在大多数情况下,这些是有效模糊测试的要素。精心设计以帮助模糊器与目标程序对话的线束与足够智能以根据目标程序生成测试用例的模糊器配对,将证明是一项极好的资产。

有效的模糊测试和交易工具

在以下部分中,我们将讨论有效模糊测试的一些关键要素以及一些流行的工具以及这些工具之间的一些比较。

模糊测试工具

对于大多数需要模糊测试功能的用户来说,没有必要重新造轮子。有很多免费的构建良好的工具,您可以使用它们来对特定目标进行模糊测试。此类免费和开源工具包括:

如果希望对程序进行彻底的模糊测试,您可能需要考虑使用这些模糊测试器中的多个。这一点尤其明显,因为并非所有这些模糊器的工作方式都完全相同。正如我们将看到的,并非所有的模糊器都适用于每种语言。

请记住,上述模糊测试器列表并不详尽,让我们快速浏览一下 AFL、LibFuzzer 和 Fuzzili,以了解它们各自的不同之处。

澳式橄榄球联盟

根据官方描述,“American fuzzy lop (AFL) 是一种面向安全的模糊器,它采用一种新型的编译时检测和遗传算法来自动发现干净、有趣的测试用例,这些用例会触发目标二进制文件中的新内部状态。”

好处:

缺点:

库模糊器

LibFuzzer 是最流行的模糊测试工具之一,它是一种进程内、覆盖引导的模糊测试引擎。LibFuzzer 与被测库链接,通常通过模糊测试工具通过特定的模糊测试入口点将模糊输入输入到库中。顾名思义,这是一个专门设计用于模糊库功能而不是单个程序的模糊器。目前,如果你想模糊一个目标,所讨论的库必须能够用 Clang 编译,因为 LLVM 带有 Clang 编译器。

好处:

缺点:

毛毛虫

这是另一个覆盖引导的模糊器;但是,此模糊器适用于 JavaScript 等动态语言解释器。模糊器的主要目标是在 JavaScript 引擎上执行模糊测试并允许适应特定的 JavaScript 实现。

好处:

缺点:

您可以很容易地看出,每个模糊器都有可以使用和不能使用的特定情况。在您的程序中使用多个模糊器可以提供更好的整体代码覆盖率,而不是只使用一种类型的模糊器。例如,如果您使用 LibFuzzer 从源代码检测程序,然后使用 AFL,您将获得两全其美的效果,甚至可以在两个模糊器之间共享崩溃数据。

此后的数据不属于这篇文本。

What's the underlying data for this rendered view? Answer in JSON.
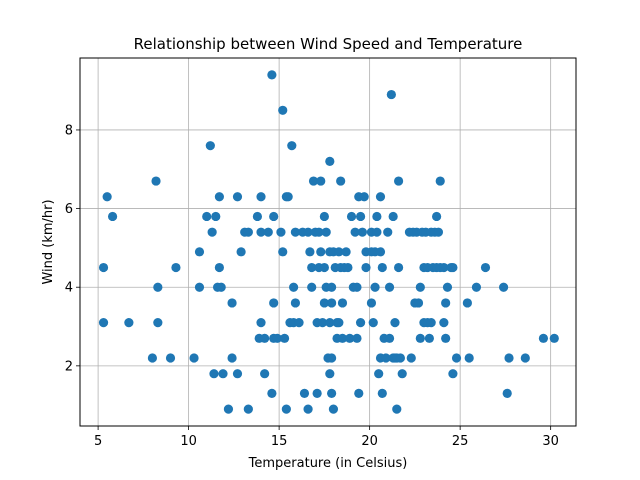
{
  "chart_data": {
    "type": "scatter",
    "title": "Relationship between Wind Speed and Temperature",
    "xlabel": "Temperature (in Celsius)",
    "ylabel": "Wind (km/hr)",
    "xlim": [
      4.0,
      31.4
    ],
    "ylim": [
      0.47,
      9.83
    ],
    "xticks": [
      5,
      10,
      15,
      20,
      25,
      30
    ],
    "yticks": [
      2,
      4,
      6,
      8
    ],
    "grid": true,
    "marker_color": "#1f77b4",
    "points": [
      [
        5.3,
        4.5
      ],
      [
        5.3,
        3.1
      ],
      [
        5.5,
        6.3
      ],
      [
        5.8,
        5.8
      ],
      [
        6.7,
        3.1
      ],
      [
        8.0,
        2.2
      ],
      [
        8.2,
        6.7
      ],
      [
        8.3,
        4.0
      ],
      [
        8.3,
        3.1
      ],
      [
        9.0,
        2.2
      ],
      [
        9.3,
        4.5
      ],
      [
        10.3,
        2.2
      ],
      [
        10.6,
        4.9
      ],
      [
        10.6,
        4.0
      ],
      [
        11.0,
        5.8
      ],
      [
        11.2,
        7.6
      ],
      [
        11.3,
        5.4
      ],
      [
        11.4,
        1.8
      ],
      [
        11.5,
        5.8
      ],
      [
        11.6,
        4.0
      ],
      [
        11.7,
        6.3
      ],
      [
        11.7,
        4.5
      ],
      [
        11.8,
        4.0
      ],
      [
        11.9,
        1.8
      ],
      [
        12.2,
        0.9
      ],
      [
        12.4,
        3.6
      ],
      [
        12.4,
        2.2
      ],
      [
        12.7,
        6.3
      ],
      [
        12.7,
        1.8
      ],
      [
        12.9,
        4.9
      ],
      [
        13.1,
        5.4
      ],
      [
        13.3,
        5.4
      ],
      [
        13.3,
        0.9
      ],
      [
        13.8,
        5.8
      ],
      [
        13.9,
        2.7
      ],
      [
        14.0,
        6.3
      ],
      [
        14.0,
        5.4
      ],
      [
        14.0,
        3.1
      ],
      [
        14.2,
        2.7
      ],
      [
        14.2,
        1.8
      ],
      [
        14.4,
        5.4
      ],
      [
        14.6,
        9.4
      ],
      [
        14.6,
        1.3
      ],
      [
        14.7,
        5.8
      ],
      [
        14.7,
        3.6
      ],
      [
        14.7,
        2.7
      ],
      [
        14.9,
        2.7
      ],
      [
        15.1,
        5.4
      ],
      [
        15.2,
        8.5
      ],
      [
        15.2,
        4.9
      ],
      [
        15.3,
        2.7
      ],
      [
        15.4,
        0.9
      ],
      [
        15.4,
        6.3
      ],
      [
        15.5,
        6.3
      ],
      [
        15.6,
        3.1
      ],
      [
        15.7,
        7.6
      ],
      [
        15.8,
        3.1
      ],
      [
        15.8,
        4.0
      ],
      [
        15.9,
        5.4
      ],
      [
        15.9,
        3.6
      ],
      [
        16.1,
        3.1
      ],
      [
        16.3,
        5.4
      ],
      [
        16.4,
        1.3
      ],
      [
        16.6,
        5.4
      ],
      [
        16.6,
        0.9
      ],
      [
        16.7,
        4.9
      ],
      [
        16.8,
        4.5
      ],
      [
        16.8,
        4.0
      ],
      [
        16.9,
        6.7
      ],
      [
        17.0,
        5.4
      ],
      [
        17.1,
        3.1
      ],
      [
        17.1,
        1.3
      ],
      [
        17.2,
        4.5
      ],
      [
        17.2,
        5.4
      ],
      [
        17.3,
        6.7
      ],
      [
        17.3,
        4.9
      ],
      [
        17.4,
        3.1
      ],
      [
        17.5,
        4.5
      ],
      [
        17.5,
        5.8
      ],
      [
        17.5,
        3.6
      ],
      [
        17.6,
        5.4
      ],
      [
        17.6,
        4.0
      ],
      [
        17.7,
        2.2
      ],
      [
        17.8,
        7.2
      ],
      [
        17.8,
        4.9
      ],
      [
        17.8,
        3.1
      ],
      [
        17.8,
        1.8
      ],
      [
        17.9,
        4.0
      ],
      [
        17.9,
        3.6
      ],
      [
        17.9,
        2.2
      ],
      [
        17.9,
        1.3
      ],
      [
        18.0,
        4.9
      ],
      [
        18.0,
        0.9
      ],
      [
        18.1,
        4.5
      ],
      [
        18.2,
        2.7
      ],
      [
        18.2,
        3.1
      ],
      [
        18.3,
        4.9
      ],
      [
        18.3,
        3.1
      ],
      [
        18.4,
        6.7
      ],
      [
        18.4,
        4.5
      ],
      [
        18.5,
        2.7
      ],
      [
        18.5,
        3.6
      ],
      [
        18.6,
        4.5
      ],
      [
        18.7,
        4.9
      ],
      [
        18.8,
        4.5
      ],
      [
        18.9,
        2.7
      ],
      [
        19.0,
        5.8
      ],
      [
        19.1,
        4.0
      ],
      [
        19.2,
        5.4
      ],
      [
        19.3,
        4.0
      ],
      [
        19.3,
        2.7
      ],
      [
        19.4,
        6.3
      ],
      [
        19.4,
        1.3
      ],
      [
        19.5,
        5.8
      ],
      [
        19.5,
        3.1
      ],
      [
        19.6,
        5.4
      ],
      [
        19.7,
        6.3
      ],
      [
        19.8,
        4.9
      ],
      [
        19.8,
        4.5
      ],
      [
        20.1,
        4.9
      ],
      [
        20.1,
        3.6
      ],
      [
        20.1,
        5.4
      ],
      [
        20.2,
        3.1
      ],
      [
        20.3,
        4.9
      ],
      [
        20.3,
        4.0
      ],
      [
        20.4,
        5.8
      ],
      [
        20.4,
        5.4
      ],
      [
        20.5,
        1.8
      ],
      [
        20.6,
        2.2
      ],
      [
        20.6,
        4.9
      ],
      [
        20.6,
        6.3
      ],
      [
        20.7,
        1.3
      ],
      [
        20.7,
        4.5
      ],
      [
        20.8,
        2.7
      ],
      [
        20.9,
        2.2
      ],
      [
        21.0,
        5.4
      ],
      [
        21.1,
        4.0
      ],
      [
        21.1,
        2.7
      ],
      [
        21.2,
        8.9
      ],
      [
        21.3,
        2.2
      ],
      [
        21.3,
        5.8
      ],
      [
        21.4,
        3.1
      ],
      [
        21.4,
        2.2
      ],
      [
        21.5,
        0.9
      ],
      [
        21.5,
        2.2
      ],
      [
        21.6,
        6.7
      ],
      [
        21.6,
        4.5
      ],
      [
        21.7,
        2.2
      ],
      [
        21.8,
        1.8
      ],
      [
        22.2,
        5.4
      ],
      [
        22.3,
        2.2
      ],
      [
        22.4,
        5.4
      ],
      [
        22.5,
        3.6
      ],
      [
        22.6,
        5.4
      ],
      [
        22.7,
        3.6
      ],
      [
        22.8,
        4.0
      ],
      [
        22.8,
        2.7
      ],
      [
        22.9,
        5.4
      ],
      [
        23.0,
        3.1
      ],
      [
        23.0,
        4.5
      ],
      [
        23.1,
        5.4
      ],
      [
        23.2,
        3.1
      ],
      [
        23.2,
        4.5
      ],
      [
        23.3,
        2.7
      ],
      [
        23.4,
        5.4
      ],
      [
        23.4,
        3.1
      ],
      [
        23.5,
        4.5
      ],
      [
        23.6,
        5.4
      ],
      [
        23.7,
        5.8
      ],
      [
        23.7,
        4.5
      ],
      [
        23.8,
        5.4
      ],
      [
        23.9,
        6.7
      ],
      [
        23.9,
        4.5
      ],
      [
        24.1,
        4.5
      ],
      [
        24.1,
        3.1
      ],
      [
        24.2,
        2.7
      ],
      [
        24.2,
        3.6
      ],
      [
        24.3,
        4.0
      ],
      [
        24.5,
        4.5
      ],
      [
        24.6,
        1.8
      ],
      [
        24.6,
        4.5
      ],
      [
        24.8,
        2.2
      ],
      [
        25.4,
        3.6
      ],
      [
        25.5,
        2.2
      ],
      [
        25.9,
        4.0
      ],
      [
        26.4,
        4.5
      ],
      [
        27.4,
        4.0
      ],
      [
        27.6,
        1.3
      ],
      [
        27.7,
        2.2
      ],
      [
        28.6,
        2.2
      ],
      [
        29.6,
        2.7
      ],
      [
        30.2,
        2.7
      ]
    ]
  }
}
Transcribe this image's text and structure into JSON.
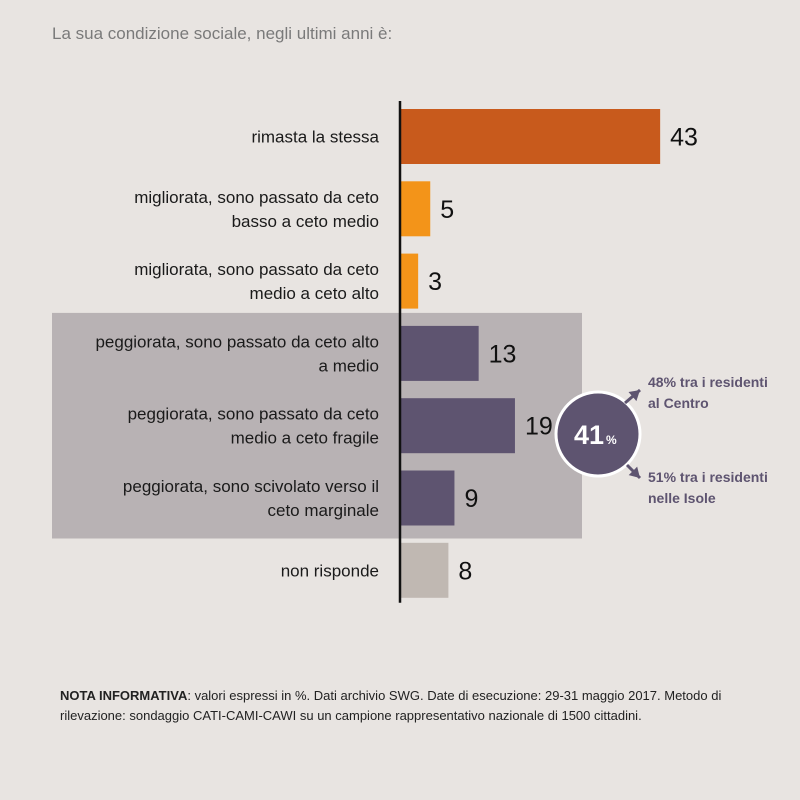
{
  "title": "La sua condizione sociale, negli ultimi anni è:",
  "chart_data": {
    "type": "bar",
    "orientation": "horizontal",
    "unit": "%",
    "categories": [
      [
        "rimasta la stessa"
      ],
      [
        "migliorata, sono passato da ceto",
        "basso a ceto medio"
      ],
      [
        "migliorata, sono passato da ceto",
        "medio a ceto alto"
      ],
      [
        "peggiorata, sono passato da ceto alto",
        "a medio"
      ],
      [
        "peggiorata, sono passato da ceto",
        "medio a ceto fragile"
      ],
      [
        "peggiorata, sono scivolato verso il",
        "ceto marginale"
      ],
      [
        "non risponde"
      ]
    ],
    "values": [
      43,
      5,
      3,
      13,
      19,
      9,
      8
    ],
    "colors": [
      "#c85a1c",
      "#f39419",
      "#f39419",
      "#5e5470",
      "#5e5470",
      "#5e5470",
      "#c0b8b2"
    ],
    "highlight_box_color": "#b8b2b4",
    "highlight_group": [
      3,
      4,
      5
    ],
    "group_total": {
      "value": "41",
      "unit": "%"
    },
    "annotations": [
      [
        "48% tra i residenti",
        "al Centro"
      ],
      [
        "51% tra i residenti",
        "nelle Isole"
      ]
    ]
  },
  "note": {
    "label": "NOTA INFORMATIVA",
    "text": ": valori espressi in %. Dati archivio SWG. Date di esecuzione: 29-31 maggio 2017. Metodo di rilevazione: sondaggio CATI-CAMI-CAWI su un campione rappresentativo nazionale di 1500 cittadini."
  }
}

不过,关于不同的模糊器已经说得够多了。最终将帮助您决定选择哪种模糊器取决于目标应用程序。

模糊什么

在任意级别上,您可以对任何内容进行模糊测试。困难的部分是如何将您想要模糊测试的内容伪造成可以以编程方式传递给应用程序进行处理的输入。例如,假设您想要对消息传递应用程序进行模糊测试。在这个消息传递应用程序中,您希望将文本框作为目标,用户可以在其中键入消息。您将如何以编程方式创建可以将来自模糊测试框架的输入传递到文本框中的线束?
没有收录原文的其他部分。